Innumerable opinions have been written by this court and those of other jurisdictions construing and interpreting the meaning of guest statutes. The holdings of the courts are not in agreement as to when the status of host and guest is established or *488ceases. Many of the cases on the subject are collected in the annotation in 50 A. L. R.2d 974, where a variety of holdings will be found.

The trial court’s ruling referred to Smith v. Pope, 53 Cal. App.2d 43, 127 P.2d 292; Boyd v. Cress, 46 Cal.2d 164, 167, 293 P.2d 37, 39, and three Iowa cases.

In Smith v. Pope, supra, plaintiff had hold of the car door in process of entering defendant’s car to go to a social event and was injured when defendant’s foot slipped off brake pedal resulting in a movement of the car. and plaintiff being thrown to the ground. The court held plaintiff was not then a guest as the California statute contained the phrase “during such ride”. In Boyd v. Cress, supra, plaintiff was injured when defendant’s car rolled back and he was struck by the car door while attempting to re-enter defendant’s car. After citing other California cases the court said:

“This consistent line of authority establishes the rule that the protection of the guest statute extends only to injuries suffered ‘during such ride’ in the sense that the plaintiff remained in or upon the vehicle at the time of the accident.”
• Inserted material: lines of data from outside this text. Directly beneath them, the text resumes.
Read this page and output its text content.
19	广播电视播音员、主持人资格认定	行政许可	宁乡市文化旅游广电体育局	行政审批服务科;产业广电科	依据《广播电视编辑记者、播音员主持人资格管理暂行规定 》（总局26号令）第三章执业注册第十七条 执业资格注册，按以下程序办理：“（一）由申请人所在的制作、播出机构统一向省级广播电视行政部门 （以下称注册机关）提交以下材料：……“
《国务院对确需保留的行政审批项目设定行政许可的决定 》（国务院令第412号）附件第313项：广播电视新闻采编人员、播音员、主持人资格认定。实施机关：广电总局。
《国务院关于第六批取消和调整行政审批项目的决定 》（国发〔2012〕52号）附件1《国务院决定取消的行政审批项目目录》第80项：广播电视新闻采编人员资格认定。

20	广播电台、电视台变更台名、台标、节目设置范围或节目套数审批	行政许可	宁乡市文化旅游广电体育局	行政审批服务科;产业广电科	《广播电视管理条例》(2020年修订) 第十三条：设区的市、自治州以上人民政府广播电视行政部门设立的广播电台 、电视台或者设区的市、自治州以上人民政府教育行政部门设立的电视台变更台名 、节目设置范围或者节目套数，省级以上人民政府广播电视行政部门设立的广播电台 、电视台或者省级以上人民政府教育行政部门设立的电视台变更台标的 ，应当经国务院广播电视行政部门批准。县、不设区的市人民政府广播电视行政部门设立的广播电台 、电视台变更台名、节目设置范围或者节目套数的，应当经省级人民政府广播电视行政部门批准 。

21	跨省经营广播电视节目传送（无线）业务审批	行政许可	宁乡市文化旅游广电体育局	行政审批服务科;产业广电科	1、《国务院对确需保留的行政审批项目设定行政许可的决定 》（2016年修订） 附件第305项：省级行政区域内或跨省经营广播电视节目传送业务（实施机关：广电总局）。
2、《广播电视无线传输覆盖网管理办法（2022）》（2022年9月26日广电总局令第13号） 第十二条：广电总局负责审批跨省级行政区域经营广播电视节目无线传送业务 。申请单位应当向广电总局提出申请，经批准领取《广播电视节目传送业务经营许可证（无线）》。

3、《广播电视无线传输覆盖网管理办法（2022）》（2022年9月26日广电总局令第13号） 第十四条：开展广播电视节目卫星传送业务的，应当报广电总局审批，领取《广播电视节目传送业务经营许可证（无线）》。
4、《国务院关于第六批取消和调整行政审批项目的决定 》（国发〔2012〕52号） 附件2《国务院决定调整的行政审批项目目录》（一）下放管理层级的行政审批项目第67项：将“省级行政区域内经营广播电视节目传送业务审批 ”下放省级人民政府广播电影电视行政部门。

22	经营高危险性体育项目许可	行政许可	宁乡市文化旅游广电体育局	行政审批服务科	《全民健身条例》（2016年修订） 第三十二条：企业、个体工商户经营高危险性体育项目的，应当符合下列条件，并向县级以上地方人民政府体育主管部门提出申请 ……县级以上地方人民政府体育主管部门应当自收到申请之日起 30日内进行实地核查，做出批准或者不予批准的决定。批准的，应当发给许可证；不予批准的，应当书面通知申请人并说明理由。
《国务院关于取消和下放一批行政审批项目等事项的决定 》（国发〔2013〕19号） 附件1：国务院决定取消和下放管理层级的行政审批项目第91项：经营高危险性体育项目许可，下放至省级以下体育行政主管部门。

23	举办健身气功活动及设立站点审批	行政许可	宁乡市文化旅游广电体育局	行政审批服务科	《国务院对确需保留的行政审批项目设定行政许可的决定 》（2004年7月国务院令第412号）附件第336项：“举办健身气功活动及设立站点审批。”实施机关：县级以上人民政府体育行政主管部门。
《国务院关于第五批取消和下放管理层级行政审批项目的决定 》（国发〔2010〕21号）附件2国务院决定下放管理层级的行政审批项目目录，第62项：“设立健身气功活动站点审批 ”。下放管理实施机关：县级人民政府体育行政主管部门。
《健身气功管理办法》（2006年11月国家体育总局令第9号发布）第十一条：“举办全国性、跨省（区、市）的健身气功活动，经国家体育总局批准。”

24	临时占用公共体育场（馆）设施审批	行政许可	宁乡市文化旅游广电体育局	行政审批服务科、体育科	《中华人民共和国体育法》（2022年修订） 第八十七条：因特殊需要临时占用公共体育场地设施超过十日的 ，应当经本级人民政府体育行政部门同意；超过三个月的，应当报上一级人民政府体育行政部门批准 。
The California cases state a strict rule of construction is followed in construing their guest statute. These cases are of little value as we apply a rule of liberal construction.

In Clinger v. Duncan, 166 Ohio St. 216, 141 N.E.2d 156, a divided court of four to three held plaintiff was not a guest when injured when she attempted to re-enter defendant’s automobile to resume their trip to a social event. The Ohio guest statute included “while being transported”. That court follows a rule of strict construction of the guest statute.

In Nemoitin v. Berger, 111 Conn. 88, 89, 149 A. 233, 234, defendant invited plaintiff to ride home from the beach in defendant’s automobile. Plaintiff took his seat beside the defendant. Defendant reached over and closed the car door. Two fingers of the plaintiff were caught between the rear part of the door and the jamb and severely injured. The court held plaintiff was a guest and said:

“The statute provides that no person ‘transported by the owner or operator of a motor vehicle as a guest’ without payment *489shall be entitled to recover for an injury except in accordance with its terms. When the plaintiff entered the car to take his place for the purpose of immediate transportation he came within the purview of the statute; he had then put himself under the care of the defendant and his actual relationship as guest toward the defendant had begun; and that the automobile had not started to move is not a controlling circumstance.”

The facts in Kaplan v. Taub, Fla. App., 104 So.2d 882, are much like the case at bar. Plaintiff in that case had accepted defendant’s invitation to ride in defendant’s car. Plaintiff had her hand on the handle of an open front door and was about to enter the front seat when defendant released the brake causing the car to be propelled backward knocking plaintiff to the sidewalk. The Florida guest statute says “being transported”. The court held plaintiff was a guest when injured. At page 884 of 104 So.2d, the court said:

“The real test of which is to determine whether a gratuitous undertaking of the automobile operator had begun when the injury occurred. Illustrative of the application of the test and factually in point is the case of Head v. Morton, 1939, 302 Mass. 273, 19 N.E.2d 22, 25. * # * The appellant had her hand on the door of appellee’s automobile as an act preparatory to entering the vehicle. The appellee was at the steering wheel of his vehicle awaiting the appellant’s entry therein and that his act of releasing the brake and starting the automobile was in furtherance of his prior gratuitous undertaking.”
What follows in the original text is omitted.